There has also been little evaluation of what other loans individuals may have. As a result it is now commonplace for borrowers in the state, which accounts for more than one third of all micro-credit borrowing in India, to have loans from three or four different companies, as well as from traditional unlicensed money-lenders. Employees of many companies receive commission on what they collect.
The state authorities have belatedly taken steps to regulate the affairs of the micro-finance industry, and have issued new rules which demand that a loan's interest cannot add up to more than the principal amount borrowed, that collectors must not indulge in coercive collection methods and that repayments cannot be collected on a weekly basis.
Some within the MFI say the new regulations will strangle the business, but officials have little sympathy.

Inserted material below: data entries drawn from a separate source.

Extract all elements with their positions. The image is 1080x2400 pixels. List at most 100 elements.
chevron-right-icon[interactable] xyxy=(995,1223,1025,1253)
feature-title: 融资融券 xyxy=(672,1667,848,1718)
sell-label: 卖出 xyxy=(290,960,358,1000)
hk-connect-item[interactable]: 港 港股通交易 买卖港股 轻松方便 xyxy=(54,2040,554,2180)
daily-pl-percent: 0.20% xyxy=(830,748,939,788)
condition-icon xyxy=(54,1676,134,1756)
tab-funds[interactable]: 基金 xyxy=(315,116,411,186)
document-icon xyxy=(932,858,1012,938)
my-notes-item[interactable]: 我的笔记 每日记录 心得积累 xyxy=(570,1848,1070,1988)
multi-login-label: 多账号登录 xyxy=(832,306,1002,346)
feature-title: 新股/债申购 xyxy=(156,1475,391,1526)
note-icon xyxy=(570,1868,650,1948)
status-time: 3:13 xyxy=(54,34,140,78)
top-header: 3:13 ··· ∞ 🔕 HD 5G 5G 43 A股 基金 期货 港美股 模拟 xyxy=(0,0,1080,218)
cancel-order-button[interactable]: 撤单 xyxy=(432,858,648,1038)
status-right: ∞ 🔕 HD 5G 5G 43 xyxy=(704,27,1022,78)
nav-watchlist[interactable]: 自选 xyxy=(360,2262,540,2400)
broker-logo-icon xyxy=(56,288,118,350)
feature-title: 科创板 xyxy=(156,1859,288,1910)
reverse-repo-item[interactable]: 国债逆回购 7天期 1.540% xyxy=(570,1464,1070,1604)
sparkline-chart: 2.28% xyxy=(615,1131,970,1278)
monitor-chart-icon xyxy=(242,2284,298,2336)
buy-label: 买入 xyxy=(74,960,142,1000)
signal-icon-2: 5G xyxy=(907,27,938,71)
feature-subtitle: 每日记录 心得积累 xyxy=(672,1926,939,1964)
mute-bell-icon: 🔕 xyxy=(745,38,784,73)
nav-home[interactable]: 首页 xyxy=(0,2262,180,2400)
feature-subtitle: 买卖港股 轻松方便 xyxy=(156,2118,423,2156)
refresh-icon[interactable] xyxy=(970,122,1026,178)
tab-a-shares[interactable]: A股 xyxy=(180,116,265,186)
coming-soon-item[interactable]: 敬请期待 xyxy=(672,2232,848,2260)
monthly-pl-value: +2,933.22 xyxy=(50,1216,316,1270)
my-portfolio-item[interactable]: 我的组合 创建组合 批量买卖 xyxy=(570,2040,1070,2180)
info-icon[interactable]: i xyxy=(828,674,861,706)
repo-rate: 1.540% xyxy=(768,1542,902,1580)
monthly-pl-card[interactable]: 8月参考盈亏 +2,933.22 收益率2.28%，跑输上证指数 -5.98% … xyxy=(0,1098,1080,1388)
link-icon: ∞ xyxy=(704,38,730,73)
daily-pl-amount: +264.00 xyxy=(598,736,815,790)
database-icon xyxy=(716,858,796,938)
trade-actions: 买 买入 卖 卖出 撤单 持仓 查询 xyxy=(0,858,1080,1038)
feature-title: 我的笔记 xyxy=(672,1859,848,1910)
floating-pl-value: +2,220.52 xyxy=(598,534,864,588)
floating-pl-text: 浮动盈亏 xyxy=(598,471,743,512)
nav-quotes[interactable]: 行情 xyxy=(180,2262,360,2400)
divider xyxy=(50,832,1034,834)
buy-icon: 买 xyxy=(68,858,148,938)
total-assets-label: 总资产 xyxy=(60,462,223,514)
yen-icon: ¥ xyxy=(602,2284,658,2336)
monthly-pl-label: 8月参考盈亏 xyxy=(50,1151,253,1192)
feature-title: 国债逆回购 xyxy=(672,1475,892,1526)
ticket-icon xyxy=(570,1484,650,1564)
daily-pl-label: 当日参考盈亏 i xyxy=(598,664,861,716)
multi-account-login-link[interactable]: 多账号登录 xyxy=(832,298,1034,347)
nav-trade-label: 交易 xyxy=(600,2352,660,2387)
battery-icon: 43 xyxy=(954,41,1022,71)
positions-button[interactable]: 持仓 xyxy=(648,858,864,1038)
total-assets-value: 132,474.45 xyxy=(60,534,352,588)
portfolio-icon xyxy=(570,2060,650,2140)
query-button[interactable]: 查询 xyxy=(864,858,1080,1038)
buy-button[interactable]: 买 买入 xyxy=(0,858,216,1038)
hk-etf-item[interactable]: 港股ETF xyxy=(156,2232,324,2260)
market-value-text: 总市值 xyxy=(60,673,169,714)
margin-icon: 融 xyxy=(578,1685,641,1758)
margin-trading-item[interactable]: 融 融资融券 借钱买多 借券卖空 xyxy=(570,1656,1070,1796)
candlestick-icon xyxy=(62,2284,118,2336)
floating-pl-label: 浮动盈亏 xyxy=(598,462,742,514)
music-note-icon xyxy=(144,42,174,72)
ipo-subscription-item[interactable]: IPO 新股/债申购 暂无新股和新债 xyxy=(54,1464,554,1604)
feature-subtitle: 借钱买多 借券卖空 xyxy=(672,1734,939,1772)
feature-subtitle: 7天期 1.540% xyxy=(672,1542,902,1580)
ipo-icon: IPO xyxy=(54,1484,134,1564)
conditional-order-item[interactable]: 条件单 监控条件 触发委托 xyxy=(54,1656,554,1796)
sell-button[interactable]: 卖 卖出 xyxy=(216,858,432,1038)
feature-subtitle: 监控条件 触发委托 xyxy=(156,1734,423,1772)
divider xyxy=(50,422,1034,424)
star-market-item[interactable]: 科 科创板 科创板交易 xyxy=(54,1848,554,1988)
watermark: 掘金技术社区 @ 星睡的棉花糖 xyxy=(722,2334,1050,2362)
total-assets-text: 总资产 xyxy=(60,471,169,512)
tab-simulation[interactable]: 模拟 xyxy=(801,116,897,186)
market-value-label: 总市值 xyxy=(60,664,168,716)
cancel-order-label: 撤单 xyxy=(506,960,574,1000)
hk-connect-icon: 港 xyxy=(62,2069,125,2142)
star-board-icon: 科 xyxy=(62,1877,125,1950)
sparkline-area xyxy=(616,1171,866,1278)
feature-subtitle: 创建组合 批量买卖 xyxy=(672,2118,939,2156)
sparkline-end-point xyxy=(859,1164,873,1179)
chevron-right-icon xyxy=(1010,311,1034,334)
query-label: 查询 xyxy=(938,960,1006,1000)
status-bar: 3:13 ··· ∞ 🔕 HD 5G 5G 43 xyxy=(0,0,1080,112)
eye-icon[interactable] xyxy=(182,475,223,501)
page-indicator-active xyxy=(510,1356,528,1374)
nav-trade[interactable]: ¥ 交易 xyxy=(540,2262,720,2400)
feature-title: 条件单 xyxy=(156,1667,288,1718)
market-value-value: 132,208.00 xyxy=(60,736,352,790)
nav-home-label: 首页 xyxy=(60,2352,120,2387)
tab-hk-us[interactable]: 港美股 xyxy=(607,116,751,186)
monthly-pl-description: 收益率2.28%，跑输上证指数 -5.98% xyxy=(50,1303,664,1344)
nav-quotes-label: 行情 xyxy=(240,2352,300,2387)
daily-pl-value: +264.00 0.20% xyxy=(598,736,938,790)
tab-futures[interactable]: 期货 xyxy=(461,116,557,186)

Indeed, some have suggested that one of the reasons behind the crackdown is the state government's belief that it, rather than the MFI, should be primary lender to the poor by acting as a conduit for funds from the World Bank and commercial banks to self-help groups of women.
The suitability of these groups are assiduously assessed, insist officials who say the government micro-lending is driven by a desire to help the poor rather than making profits.
"I have evidence the MFI companies do not have the intention of poverty reduction. [Their intention is] profit maximisation," said B. Rajsekhar, a senior official with the Government's Department of Rural Development.
"Their business model is very clear: you dump money on the poor. They have a better value system. The middle class would say 'get lost'. They are cashing in on that value system."
Sulthana Begum's husband had taken loans from three micro-finance companies as well as from an illegal money lender. Every month he was obliged to repay 5400 rupees ($158), even though his earnings selling bananas from a cart never totalled more than 6000 rupees. "Over the years he had become accustomed to taking more and more loans to pay off earlier ones," said Begum. He had also become an alcoholic.
In May, the couple's 12-year-old son, Navid, discovered his father hanging from their kitchen roof. "I had been saying to him he should not take out any more loans but he thought he would be able to pay it," said Begum.
She had been left with debts of 90,000 rupees and, apart from the 20,000 rupee compensation she received after her husband's death, her sole income was the 500 rupees she got from renting a room to another poor family. The money lender was now telling her to sell off the home to clear the debts.
"I cannot do that," she said. " I have two daughters that have to be married off."